Due to repairs that have been made to Eskom’s power grid during lockdown – although not major repairs – there will be much less loadshedding this winter than anticipated.
“We don’t see any stage 2 or 3 during winter,” Eskom Generation Group Executive Bheki Nxumalo said.
Chief Operating Officer Jan Oberholzer said that the utility had recovered some partial losses and made improvements – to make up for the neglect of the system over the past decade – but the country was still not out of the woods. Proper “aggressive” reliability maintenance still had to be done.
“Until the end of July next year, the risk of load shedding will remain because of the unreliability and unpredictability of the system,” he said.
Eskom CEO André de Ruyter also warned that if Eskom did not get its act together, it would continue on a downward spiral.
“We have a debt of some R450 billion. We don’t have enough revenue to cover our debt service costs. We’ve had our challenges with the National Energy Regulator of South Africa (NERSA) and this is part of our quest to find cost-effective tariffs that will enable us to be a sustainable and viable business,” he said.
Eskom and NERSA have been in loggerheads over the tariff increases and De Ruyter said they are working on building the relationship with the regulator.
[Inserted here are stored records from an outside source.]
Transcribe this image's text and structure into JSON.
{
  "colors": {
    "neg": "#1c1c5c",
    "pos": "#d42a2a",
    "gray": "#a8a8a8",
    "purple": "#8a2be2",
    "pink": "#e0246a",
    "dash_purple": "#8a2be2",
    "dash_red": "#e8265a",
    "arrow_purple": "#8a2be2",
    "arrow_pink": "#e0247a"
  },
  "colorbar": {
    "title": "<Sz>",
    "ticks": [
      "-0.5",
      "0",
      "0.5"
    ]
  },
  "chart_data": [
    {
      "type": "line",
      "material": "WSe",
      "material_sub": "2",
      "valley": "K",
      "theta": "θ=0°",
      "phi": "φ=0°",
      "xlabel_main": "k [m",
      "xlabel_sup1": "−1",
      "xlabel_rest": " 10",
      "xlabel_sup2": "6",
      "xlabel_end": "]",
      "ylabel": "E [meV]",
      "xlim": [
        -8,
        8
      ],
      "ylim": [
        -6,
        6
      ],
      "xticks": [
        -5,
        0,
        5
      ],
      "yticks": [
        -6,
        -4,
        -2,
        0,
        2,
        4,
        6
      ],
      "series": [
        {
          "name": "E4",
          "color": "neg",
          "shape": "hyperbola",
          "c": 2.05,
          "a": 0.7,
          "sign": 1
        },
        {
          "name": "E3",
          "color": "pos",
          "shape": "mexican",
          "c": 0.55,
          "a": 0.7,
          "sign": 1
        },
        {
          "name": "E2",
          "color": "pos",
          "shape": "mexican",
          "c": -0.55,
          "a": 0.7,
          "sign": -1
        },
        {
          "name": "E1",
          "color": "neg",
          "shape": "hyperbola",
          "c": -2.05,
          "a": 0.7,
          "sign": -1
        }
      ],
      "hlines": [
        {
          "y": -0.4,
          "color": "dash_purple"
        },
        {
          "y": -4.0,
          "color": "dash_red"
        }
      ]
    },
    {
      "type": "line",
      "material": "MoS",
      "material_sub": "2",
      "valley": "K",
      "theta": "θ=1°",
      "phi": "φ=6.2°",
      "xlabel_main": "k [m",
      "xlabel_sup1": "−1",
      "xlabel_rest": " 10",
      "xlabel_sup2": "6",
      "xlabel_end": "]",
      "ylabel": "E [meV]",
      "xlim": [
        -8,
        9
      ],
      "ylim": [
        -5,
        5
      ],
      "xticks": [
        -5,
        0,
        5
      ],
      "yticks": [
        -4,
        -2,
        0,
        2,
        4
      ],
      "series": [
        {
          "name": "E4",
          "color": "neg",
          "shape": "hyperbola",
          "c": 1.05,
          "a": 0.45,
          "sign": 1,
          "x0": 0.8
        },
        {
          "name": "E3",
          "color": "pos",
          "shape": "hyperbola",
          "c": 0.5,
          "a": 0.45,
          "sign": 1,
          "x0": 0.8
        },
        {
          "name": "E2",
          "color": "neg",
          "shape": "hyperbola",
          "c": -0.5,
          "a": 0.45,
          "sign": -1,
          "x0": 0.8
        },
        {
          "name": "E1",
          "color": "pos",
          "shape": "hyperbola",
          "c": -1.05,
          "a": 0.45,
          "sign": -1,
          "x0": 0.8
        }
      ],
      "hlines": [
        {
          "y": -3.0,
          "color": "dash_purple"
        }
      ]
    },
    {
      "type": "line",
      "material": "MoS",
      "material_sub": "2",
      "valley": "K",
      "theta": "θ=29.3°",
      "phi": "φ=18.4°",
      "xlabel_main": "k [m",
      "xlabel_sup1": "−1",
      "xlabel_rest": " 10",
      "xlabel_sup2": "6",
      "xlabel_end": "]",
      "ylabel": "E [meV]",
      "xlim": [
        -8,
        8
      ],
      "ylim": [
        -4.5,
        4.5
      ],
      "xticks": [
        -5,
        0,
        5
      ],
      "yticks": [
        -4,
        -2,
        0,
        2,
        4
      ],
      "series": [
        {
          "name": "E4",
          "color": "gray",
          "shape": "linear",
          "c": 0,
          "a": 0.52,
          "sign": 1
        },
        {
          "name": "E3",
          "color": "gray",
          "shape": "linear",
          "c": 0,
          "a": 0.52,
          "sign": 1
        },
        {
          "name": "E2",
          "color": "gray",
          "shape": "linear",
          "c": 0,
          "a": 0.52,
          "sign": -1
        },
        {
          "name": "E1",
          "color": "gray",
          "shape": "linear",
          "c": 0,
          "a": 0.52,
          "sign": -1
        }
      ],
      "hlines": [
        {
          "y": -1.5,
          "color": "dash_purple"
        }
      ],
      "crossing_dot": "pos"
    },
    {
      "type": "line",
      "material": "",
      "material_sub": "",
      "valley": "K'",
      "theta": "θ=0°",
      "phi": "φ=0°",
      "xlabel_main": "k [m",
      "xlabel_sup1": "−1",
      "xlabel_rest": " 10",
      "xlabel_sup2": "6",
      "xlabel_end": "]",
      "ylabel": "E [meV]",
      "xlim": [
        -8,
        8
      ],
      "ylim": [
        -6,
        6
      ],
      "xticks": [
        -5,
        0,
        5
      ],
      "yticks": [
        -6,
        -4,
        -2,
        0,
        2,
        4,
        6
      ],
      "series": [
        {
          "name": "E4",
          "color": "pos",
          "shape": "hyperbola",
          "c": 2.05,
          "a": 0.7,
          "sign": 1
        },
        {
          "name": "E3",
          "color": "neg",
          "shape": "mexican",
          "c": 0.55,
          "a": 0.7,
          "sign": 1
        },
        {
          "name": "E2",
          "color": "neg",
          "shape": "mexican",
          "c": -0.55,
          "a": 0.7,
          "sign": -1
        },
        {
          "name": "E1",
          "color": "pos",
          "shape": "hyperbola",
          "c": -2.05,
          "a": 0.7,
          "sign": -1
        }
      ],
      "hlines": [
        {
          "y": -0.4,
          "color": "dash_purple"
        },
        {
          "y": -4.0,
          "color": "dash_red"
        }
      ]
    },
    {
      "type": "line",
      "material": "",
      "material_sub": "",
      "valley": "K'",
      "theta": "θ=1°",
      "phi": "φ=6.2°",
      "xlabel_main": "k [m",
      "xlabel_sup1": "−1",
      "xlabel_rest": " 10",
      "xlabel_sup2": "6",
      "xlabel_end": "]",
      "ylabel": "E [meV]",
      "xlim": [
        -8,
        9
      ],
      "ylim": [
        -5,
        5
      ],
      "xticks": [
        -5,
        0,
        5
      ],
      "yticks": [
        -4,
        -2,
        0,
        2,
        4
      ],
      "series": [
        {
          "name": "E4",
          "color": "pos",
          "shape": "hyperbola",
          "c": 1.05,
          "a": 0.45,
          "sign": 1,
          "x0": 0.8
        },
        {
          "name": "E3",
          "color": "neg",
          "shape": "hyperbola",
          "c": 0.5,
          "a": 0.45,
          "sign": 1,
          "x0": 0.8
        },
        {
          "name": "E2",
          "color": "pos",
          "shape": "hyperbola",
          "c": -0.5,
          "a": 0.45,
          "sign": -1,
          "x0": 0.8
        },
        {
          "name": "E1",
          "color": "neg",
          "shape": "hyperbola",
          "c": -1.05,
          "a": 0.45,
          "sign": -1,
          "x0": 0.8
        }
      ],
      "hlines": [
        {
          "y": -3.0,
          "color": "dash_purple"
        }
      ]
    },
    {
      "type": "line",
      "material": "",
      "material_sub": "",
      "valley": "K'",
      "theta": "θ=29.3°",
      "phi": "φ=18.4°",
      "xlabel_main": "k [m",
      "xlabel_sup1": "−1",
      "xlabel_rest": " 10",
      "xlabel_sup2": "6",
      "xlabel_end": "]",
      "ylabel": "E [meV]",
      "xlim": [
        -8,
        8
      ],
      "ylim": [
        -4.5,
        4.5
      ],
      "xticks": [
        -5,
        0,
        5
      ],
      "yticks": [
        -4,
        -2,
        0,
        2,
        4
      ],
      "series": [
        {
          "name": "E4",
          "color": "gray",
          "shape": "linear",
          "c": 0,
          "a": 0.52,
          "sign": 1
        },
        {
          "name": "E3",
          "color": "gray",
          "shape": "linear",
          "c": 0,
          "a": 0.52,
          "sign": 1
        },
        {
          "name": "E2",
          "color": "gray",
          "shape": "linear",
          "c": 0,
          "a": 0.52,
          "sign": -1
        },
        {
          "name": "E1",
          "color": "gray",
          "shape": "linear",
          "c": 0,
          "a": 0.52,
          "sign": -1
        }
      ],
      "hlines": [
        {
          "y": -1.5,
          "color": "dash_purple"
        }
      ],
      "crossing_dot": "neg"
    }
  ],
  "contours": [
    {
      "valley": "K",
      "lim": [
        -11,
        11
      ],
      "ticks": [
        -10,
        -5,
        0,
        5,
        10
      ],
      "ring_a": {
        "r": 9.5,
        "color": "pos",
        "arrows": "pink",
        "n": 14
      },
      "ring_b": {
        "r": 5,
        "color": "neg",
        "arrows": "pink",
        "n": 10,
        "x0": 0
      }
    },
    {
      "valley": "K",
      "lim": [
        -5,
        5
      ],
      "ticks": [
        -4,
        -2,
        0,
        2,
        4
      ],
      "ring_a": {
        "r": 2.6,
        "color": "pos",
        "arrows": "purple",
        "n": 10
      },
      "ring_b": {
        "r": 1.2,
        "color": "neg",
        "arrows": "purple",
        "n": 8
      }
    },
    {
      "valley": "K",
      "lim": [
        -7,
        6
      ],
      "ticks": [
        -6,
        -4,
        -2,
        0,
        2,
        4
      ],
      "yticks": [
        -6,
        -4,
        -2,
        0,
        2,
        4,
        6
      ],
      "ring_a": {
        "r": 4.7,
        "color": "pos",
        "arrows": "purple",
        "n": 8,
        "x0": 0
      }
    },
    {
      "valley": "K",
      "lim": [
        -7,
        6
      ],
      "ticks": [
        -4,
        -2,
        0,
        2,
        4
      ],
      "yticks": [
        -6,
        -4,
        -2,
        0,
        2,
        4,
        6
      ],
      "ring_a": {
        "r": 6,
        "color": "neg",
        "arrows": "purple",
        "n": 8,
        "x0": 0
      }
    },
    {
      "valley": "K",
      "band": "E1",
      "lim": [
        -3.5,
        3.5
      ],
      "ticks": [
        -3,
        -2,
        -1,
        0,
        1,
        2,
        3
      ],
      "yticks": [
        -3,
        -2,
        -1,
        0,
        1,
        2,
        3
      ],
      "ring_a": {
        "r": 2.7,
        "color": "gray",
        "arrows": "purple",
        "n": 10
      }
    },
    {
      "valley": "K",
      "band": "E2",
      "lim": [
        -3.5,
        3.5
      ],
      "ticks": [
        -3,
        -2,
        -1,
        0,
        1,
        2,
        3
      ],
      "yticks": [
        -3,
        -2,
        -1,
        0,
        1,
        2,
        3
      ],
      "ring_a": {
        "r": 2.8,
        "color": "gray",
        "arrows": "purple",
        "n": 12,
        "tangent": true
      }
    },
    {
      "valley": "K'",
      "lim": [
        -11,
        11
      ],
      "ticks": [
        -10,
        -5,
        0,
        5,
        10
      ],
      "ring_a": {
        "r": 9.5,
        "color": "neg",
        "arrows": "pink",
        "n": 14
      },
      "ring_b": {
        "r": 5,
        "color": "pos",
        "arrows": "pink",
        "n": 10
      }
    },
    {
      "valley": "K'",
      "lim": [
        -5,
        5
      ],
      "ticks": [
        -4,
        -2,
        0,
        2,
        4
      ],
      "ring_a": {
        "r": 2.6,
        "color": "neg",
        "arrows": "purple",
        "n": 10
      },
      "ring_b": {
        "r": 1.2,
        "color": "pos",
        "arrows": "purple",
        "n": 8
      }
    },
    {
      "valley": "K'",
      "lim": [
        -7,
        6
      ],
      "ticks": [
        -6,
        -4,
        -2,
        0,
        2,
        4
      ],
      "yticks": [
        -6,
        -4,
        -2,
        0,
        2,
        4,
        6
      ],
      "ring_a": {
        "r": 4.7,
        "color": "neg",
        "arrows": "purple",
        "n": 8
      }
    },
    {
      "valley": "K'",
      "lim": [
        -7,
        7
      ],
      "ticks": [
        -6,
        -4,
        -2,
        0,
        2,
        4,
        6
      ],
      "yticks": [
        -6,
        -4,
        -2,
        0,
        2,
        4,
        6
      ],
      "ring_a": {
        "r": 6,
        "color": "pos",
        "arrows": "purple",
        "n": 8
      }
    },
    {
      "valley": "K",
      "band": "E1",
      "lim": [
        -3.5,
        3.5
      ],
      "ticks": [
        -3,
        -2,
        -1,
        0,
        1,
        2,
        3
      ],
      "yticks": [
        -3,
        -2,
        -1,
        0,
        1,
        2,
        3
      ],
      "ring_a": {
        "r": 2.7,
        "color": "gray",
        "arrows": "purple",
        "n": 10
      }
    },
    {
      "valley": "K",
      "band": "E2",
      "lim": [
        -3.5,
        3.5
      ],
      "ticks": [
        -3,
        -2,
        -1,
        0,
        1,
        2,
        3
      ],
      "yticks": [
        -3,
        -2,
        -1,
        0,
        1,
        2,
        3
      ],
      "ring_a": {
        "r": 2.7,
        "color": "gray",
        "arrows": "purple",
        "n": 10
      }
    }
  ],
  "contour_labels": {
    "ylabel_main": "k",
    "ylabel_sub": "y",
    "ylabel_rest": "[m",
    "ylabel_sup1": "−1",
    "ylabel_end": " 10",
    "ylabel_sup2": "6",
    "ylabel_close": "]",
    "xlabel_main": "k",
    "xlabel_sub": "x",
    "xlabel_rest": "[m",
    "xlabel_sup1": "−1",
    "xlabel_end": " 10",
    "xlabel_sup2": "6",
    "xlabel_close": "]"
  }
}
In addition, their operational expenditure has increased by 30% in the past five years, coal prices have augmented, while their procurement costs are higher than normal and load shedding is still not the thing of the past.
“Our business model is safe to say it’s outdated, the world of energy has changed around us, and we need to change along with it.”
However, De Ruyter said they have adopted the alternative of doing nothing and working around the clock to address the issues.
[Live] Eskom State of the System Address 2020 https://t.co/cby4xRQrVp
— Eskom Hld SOC Ltd (@Eskom_SA) May 21, 2020
He said there are no additional bailouts they are expecting from the government except for the R56 billion.
De Ruyter said they were working around the clock to improve their income statement, balance sheet and continue to restructure Eskom while improving the culture of employees. He said Eskom had managed to do short-term maintenance and was repurposing old power stations and cutting day-to-day costs.
While the generation plant is still not reliable and predictable as they would like it to be, they are working on improving the current plant performance to reduce the risk of load shedding.